PM Quel est l’objectif du cabinet de conseil Professional Beauty Consulting (P.B.C.) ?

LD Mes deux associés, Christophe Schmutz et Frédéric Espinosa, et moi-même sommes tous trois des ex-salariés du groupe L’Oréal. Aujourd’hui, sur le plan mondial, le marché de la beauté représente un chiffre d’affaires (CA) de 260 Mds€ hors services. Son poids a doublé ces dix dernières années et les prévisions de sa croissance sur les dix prochaines années sont identiques. Donc, il est logique que ce secteur dynamique intéresse de nombreux investisseurs. Mais, les fonds d’investissement manquent souvent d’expertise dans cet univers compliqué et très marketé et ne savent pas trop comment s’y prendre pour investir. C’est là que notre cabinet de conseil P.B.C. intervient, en leur présentant des marques de beauté à fort potentiel, parfois même avant qu’elles n’arrivent sur le marché.
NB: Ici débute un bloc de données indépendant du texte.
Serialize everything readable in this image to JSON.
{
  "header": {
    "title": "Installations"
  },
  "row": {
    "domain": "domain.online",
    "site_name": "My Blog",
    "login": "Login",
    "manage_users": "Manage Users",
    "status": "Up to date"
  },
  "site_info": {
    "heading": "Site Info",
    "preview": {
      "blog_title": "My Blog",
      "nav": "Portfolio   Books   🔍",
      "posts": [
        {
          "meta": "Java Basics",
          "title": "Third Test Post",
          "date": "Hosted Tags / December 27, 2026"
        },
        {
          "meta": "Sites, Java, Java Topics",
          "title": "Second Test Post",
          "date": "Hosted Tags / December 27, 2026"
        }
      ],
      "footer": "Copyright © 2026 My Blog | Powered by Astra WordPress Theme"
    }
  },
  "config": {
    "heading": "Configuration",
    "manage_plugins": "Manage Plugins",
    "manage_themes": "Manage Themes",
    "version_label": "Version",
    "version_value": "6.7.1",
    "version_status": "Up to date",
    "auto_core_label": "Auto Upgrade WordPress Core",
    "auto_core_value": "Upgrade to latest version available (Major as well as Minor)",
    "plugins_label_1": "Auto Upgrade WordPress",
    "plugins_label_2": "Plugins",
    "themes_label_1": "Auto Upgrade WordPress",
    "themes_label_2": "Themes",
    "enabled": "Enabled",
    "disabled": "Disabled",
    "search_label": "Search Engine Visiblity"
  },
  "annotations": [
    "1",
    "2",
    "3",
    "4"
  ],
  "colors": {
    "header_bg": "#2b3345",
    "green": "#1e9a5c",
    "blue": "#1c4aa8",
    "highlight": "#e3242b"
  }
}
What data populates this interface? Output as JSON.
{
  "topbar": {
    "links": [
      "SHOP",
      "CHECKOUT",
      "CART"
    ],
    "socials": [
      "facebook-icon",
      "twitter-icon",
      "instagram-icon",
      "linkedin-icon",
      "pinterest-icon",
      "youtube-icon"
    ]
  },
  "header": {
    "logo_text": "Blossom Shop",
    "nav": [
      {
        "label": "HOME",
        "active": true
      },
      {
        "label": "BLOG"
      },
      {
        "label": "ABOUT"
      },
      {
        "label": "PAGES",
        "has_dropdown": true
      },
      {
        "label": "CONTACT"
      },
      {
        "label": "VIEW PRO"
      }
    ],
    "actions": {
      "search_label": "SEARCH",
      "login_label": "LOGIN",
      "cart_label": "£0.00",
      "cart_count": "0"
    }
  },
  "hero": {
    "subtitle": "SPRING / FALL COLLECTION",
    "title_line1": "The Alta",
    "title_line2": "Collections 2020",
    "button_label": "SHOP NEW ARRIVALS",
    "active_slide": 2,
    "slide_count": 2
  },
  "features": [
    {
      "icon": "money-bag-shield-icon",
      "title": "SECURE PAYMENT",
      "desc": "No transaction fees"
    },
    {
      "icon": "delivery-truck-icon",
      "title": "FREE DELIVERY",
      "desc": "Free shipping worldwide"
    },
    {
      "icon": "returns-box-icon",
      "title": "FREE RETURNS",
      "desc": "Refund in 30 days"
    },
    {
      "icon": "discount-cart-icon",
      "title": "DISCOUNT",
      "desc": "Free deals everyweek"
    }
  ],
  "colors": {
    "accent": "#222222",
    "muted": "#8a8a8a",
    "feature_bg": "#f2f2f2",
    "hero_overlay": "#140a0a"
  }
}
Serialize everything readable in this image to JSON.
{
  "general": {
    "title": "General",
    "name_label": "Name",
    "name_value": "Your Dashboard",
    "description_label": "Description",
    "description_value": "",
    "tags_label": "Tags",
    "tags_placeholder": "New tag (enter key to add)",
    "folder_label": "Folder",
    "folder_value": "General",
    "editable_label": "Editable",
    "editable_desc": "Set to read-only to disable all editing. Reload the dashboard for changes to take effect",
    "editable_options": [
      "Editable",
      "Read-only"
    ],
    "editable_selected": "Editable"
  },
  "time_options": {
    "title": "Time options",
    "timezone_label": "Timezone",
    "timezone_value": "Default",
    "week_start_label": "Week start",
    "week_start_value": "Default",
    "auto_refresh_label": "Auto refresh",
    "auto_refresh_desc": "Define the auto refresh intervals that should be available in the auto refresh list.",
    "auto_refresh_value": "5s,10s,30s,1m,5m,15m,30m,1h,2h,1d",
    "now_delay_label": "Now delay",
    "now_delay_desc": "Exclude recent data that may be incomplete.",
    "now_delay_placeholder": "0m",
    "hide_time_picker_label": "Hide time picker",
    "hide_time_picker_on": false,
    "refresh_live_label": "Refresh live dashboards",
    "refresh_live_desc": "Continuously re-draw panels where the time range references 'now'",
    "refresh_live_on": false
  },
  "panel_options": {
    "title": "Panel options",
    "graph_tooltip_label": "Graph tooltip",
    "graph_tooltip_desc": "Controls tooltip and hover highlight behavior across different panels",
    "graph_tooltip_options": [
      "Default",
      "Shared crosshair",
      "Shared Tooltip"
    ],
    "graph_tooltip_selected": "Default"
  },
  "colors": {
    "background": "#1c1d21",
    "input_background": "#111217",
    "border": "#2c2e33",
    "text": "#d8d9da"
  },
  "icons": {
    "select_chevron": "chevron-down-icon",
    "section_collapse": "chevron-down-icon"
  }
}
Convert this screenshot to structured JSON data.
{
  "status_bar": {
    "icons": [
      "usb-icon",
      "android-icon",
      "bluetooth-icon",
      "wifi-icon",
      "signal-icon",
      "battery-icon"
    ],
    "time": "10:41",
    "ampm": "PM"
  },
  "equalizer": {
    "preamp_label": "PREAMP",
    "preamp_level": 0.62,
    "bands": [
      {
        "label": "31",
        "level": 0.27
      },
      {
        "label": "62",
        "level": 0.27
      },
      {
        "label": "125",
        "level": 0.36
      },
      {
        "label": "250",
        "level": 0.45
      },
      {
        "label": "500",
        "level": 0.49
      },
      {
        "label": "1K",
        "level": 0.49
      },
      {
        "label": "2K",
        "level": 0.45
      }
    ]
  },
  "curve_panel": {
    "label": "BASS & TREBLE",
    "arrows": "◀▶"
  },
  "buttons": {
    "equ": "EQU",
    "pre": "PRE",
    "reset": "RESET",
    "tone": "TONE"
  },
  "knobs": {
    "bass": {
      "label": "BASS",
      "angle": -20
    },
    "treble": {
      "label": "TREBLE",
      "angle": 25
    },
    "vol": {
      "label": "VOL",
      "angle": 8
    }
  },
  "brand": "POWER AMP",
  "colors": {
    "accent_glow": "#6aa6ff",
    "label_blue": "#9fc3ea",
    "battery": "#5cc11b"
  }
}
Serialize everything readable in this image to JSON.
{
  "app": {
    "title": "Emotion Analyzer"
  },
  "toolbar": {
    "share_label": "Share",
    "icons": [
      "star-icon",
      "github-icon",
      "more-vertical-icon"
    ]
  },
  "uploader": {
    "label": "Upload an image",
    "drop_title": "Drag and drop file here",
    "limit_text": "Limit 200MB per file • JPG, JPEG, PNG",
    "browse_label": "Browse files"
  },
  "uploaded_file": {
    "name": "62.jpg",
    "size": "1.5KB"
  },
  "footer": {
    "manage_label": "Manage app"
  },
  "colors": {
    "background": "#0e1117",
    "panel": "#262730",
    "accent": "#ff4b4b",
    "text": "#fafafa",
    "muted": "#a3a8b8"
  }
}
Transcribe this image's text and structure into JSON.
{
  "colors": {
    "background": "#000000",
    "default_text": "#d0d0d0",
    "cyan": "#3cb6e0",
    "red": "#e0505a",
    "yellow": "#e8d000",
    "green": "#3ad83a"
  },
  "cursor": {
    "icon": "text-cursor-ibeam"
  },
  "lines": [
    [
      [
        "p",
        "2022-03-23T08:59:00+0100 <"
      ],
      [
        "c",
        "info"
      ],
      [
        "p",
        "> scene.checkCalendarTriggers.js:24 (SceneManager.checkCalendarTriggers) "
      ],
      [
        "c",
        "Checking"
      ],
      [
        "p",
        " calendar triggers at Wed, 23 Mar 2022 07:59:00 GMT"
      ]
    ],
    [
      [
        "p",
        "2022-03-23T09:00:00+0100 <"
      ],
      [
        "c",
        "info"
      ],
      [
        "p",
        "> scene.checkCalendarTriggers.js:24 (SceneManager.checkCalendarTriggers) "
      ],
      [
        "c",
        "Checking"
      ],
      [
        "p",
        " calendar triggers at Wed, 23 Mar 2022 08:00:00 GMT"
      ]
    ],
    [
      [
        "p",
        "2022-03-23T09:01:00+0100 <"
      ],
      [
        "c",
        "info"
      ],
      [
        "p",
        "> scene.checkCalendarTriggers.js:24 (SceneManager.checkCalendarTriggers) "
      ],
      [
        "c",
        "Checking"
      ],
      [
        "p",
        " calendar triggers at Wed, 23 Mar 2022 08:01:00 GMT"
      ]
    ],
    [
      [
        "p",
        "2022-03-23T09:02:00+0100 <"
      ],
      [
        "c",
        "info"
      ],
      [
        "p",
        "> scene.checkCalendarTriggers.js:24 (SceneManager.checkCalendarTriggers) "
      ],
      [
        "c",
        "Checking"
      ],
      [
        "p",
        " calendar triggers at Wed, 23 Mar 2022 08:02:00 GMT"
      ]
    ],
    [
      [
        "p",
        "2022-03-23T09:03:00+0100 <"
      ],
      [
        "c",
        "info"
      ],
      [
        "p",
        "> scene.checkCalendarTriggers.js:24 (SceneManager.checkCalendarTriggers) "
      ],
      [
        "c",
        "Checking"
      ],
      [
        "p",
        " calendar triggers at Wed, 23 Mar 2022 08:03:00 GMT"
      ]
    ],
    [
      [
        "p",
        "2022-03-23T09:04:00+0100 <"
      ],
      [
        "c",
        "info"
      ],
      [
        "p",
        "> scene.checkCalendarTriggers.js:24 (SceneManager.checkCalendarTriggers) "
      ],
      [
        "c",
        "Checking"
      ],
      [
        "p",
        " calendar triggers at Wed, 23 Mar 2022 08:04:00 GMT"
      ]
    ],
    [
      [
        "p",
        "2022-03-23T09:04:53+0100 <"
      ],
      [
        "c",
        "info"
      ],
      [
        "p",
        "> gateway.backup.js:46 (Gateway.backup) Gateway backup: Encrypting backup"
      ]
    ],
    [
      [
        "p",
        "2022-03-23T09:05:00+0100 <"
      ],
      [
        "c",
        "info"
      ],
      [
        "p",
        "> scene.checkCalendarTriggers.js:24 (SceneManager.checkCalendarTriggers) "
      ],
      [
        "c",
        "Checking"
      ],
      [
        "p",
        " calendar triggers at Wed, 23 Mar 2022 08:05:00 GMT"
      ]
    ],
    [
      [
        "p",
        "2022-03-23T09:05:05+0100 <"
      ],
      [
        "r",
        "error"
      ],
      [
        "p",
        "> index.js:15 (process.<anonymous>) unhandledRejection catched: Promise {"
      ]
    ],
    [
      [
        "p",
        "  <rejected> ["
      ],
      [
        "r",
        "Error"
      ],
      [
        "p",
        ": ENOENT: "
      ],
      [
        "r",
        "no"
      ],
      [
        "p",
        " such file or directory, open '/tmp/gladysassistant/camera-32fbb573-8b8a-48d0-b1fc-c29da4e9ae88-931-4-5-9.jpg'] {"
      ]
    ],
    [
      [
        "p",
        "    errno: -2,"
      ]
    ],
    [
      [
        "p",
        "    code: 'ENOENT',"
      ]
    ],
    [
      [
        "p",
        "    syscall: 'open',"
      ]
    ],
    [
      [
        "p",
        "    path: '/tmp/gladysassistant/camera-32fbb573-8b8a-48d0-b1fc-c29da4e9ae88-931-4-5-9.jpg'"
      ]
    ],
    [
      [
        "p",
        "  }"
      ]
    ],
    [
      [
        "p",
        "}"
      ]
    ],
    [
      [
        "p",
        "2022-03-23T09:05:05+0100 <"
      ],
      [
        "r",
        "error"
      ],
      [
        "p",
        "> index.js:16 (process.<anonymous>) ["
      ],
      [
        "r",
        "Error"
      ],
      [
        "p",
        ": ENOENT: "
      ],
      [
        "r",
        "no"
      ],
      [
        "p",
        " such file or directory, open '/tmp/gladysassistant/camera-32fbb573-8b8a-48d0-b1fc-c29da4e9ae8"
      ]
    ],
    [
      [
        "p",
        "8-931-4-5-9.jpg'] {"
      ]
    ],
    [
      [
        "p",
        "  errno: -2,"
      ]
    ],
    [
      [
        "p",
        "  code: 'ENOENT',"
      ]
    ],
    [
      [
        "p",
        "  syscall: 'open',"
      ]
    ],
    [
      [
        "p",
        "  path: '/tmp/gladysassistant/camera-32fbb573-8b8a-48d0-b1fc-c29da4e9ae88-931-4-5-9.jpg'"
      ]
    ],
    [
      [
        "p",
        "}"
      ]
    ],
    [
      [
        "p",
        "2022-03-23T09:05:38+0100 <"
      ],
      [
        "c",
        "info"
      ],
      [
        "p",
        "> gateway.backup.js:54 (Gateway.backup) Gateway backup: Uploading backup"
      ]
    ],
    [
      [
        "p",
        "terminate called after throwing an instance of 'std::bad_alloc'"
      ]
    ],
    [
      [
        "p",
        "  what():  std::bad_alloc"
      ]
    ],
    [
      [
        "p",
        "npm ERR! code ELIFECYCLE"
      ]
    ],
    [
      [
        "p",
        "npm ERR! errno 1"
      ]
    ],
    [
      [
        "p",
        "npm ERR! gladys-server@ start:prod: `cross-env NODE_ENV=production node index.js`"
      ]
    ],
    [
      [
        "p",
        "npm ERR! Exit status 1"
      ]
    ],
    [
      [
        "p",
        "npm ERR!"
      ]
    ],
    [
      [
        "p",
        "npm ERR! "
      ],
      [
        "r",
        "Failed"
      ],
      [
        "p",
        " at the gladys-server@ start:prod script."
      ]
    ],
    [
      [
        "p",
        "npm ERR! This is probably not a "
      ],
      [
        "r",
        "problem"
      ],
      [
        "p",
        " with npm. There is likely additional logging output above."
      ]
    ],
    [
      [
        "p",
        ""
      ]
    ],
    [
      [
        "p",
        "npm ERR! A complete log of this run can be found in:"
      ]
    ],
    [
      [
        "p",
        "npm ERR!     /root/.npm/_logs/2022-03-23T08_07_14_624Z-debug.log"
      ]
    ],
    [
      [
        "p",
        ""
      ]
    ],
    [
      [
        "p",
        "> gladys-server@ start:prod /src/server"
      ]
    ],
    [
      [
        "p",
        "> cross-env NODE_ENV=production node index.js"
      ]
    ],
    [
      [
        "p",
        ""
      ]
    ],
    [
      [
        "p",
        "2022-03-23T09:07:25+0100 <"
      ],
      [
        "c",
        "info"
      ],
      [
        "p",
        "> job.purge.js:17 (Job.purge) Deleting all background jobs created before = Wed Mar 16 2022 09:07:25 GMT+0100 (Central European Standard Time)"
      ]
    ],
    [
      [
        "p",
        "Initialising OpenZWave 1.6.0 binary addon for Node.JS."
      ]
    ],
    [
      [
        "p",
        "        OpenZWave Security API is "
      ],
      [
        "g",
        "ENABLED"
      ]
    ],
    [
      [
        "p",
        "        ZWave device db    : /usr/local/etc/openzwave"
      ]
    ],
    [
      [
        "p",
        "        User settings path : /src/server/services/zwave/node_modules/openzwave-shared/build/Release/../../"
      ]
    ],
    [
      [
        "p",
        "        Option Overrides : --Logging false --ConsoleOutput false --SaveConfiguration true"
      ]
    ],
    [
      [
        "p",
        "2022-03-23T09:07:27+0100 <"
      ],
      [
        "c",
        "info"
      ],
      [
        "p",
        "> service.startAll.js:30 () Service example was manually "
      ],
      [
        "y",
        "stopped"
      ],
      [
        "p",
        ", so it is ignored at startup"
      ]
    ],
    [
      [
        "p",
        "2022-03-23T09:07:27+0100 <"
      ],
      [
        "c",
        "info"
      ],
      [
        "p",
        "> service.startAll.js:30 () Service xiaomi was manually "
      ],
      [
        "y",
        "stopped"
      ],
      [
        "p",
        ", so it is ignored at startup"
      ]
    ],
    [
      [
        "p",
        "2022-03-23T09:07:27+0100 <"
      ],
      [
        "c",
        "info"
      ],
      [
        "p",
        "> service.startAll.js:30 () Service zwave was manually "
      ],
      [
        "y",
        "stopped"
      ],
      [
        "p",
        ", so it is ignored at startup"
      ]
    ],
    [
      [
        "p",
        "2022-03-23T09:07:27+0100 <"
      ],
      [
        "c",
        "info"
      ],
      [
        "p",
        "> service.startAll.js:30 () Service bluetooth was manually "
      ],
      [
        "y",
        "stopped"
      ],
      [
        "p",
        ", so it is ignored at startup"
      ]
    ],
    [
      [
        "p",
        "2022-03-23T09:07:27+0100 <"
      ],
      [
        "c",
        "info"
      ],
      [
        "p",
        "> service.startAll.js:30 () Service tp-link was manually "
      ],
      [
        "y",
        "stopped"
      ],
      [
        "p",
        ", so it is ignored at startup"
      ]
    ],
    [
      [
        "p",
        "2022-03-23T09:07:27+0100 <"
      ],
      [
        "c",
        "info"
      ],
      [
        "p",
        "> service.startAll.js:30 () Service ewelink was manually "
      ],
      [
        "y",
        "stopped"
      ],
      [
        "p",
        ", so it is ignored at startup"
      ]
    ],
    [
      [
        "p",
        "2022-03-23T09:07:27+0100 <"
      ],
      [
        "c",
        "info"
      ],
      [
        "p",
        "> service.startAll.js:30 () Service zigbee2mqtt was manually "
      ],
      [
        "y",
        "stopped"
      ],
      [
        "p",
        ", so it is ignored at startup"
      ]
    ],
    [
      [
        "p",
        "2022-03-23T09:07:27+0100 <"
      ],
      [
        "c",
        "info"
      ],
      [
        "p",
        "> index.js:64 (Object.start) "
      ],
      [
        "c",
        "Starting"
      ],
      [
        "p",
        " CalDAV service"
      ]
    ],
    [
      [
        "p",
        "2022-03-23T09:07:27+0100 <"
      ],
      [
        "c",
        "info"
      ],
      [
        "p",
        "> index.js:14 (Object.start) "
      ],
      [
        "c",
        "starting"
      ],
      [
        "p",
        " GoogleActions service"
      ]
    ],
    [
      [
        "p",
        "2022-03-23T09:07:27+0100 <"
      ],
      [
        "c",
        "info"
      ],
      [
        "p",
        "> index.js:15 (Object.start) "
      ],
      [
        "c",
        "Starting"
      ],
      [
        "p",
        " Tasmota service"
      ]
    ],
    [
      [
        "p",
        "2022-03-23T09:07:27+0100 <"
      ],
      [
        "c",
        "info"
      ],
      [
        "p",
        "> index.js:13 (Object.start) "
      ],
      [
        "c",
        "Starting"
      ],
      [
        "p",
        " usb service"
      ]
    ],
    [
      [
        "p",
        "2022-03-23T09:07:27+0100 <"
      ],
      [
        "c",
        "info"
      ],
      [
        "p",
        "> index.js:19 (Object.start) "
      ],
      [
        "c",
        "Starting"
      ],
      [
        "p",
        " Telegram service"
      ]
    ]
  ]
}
PM Comment accompagner une jeune marque qui se lance ?

LD Une jeune marque est soit en recherche d’investisseurs pour lever des fonds, soit dans le souhait de s’associer à une autre marque pour bénéficier de synergies. Dans les deux cas, on fait une sélection en fonction du brief et on leur trouve des cibles, ou des partenaires financiers. Notre rôle consiste également à orienter la marque sur le choix du circuit de distribution : sélectif, luxe, pharmacie, circuit professionnel, etc.

PM Comment définir l’univers cosmétique en pharmacie ?

LD Il est certes moins large qu’en distribution sélective, mais il évolue avec un nombre croissant de nouveaux lancements. La pharmacie n’est plus le pré carré des très grandes marques. La marque américaine CeraVe, rachetée en 2017 par L’Oréal et qui s’est très vite développée dans les rayons des pharmacies françaises, en est un bon exemple. On pensait que le circuit de la pharmacie était peu perméable, mais c’est en train de changer !

PM Comment la pharmacie peut-elle se démarquer sur le marché de la beauté ?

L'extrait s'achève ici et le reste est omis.